TNews, BOLTIM – Di tengah gencarnya seruan Presiden Prabowo Subianto untuk memberantas seluruh bentuk pertambangan ilegal di Indonesia, ironi justru terjadi di Desa Buyandi, Kecamatan Modayag, Kabupaten Bolaang Mongondow Timur (Boltim), Sulawesi Utara.

Sebuah lokasi Penambangan Emas Tanpa Izin (PETI) di desa tersebut dilaporkan masih beroperasi bebas, meski telah berlangsung cukup lama dan menunjukkan dampak kerusakan lingkungan yang mengkhawatirkan.

Tak hanya sebatas aktivitas kecil, lokasi tambang ini disebut-sebut dilengkapi dua bak rendaman besar untuk pengolahan emas, mempekerjakan sejumlah tenaga kerja, hingga mengoperasikan alat berat jenis excavator. Kondisi pegunungan yang dulu hijau kini berubah drastis — gundul, rusak, dan dipenuhi bekas galian yang mencerminkan kerusakan lingkungan serius.

Lebih mencengangkan, aktivitas tambang ilegal ini diduga mendapat dukungan finansial dari seorang investor asal Manado berinisial IL alias Ichat, yang disebut memiliki jaringan kaki tangan di lapangan. Warga menduga praktik ini berlangsung dengan “pengamanan khusus” sehingga tidak tersentuh oleh hukum.
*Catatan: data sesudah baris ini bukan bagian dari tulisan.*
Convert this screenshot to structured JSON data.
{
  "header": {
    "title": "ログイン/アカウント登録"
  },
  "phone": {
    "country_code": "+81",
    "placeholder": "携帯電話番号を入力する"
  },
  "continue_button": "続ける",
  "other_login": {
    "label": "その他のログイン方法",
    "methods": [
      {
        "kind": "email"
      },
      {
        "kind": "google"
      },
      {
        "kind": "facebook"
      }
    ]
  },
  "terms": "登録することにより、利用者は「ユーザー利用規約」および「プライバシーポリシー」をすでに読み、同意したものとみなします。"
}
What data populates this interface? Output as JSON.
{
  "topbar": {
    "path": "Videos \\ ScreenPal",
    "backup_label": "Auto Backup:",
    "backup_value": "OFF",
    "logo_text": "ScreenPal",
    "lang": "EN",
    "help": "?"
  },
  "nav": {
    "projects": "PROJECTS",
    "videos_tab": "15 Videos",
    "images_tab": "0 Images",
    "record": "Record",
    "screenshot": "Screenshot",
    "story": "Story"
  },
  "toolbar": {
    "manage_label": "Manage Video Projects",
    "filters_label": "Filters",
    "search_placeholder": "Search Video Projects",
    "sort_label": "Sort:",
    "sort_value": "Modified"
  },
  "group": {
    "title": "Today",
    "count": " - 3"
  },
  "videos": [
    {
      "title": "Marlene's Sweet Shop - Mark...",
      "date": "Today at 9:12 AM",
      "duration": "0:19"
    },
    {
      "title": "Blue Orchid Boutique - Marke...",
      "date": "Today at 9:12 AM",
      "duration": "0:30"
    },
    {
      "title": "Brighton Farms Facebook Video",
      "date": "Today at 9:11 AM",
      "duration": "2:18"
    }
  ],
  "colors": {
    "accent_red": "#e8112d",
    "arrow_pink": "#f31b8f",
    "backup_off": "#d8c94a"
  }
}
“Aktivitas ini sudah lama dan dilakukan secara terang-terangan. Tapi sampai hari ini belum ada tindakan nyata dari aparat penegak hukum. Apa karena ada oknum besar di belakangnya?” ujar seorang warga yang enggan disebutkan namanya, saat dikonfirmasi media ini via telepon, Rabu (8/10/2025).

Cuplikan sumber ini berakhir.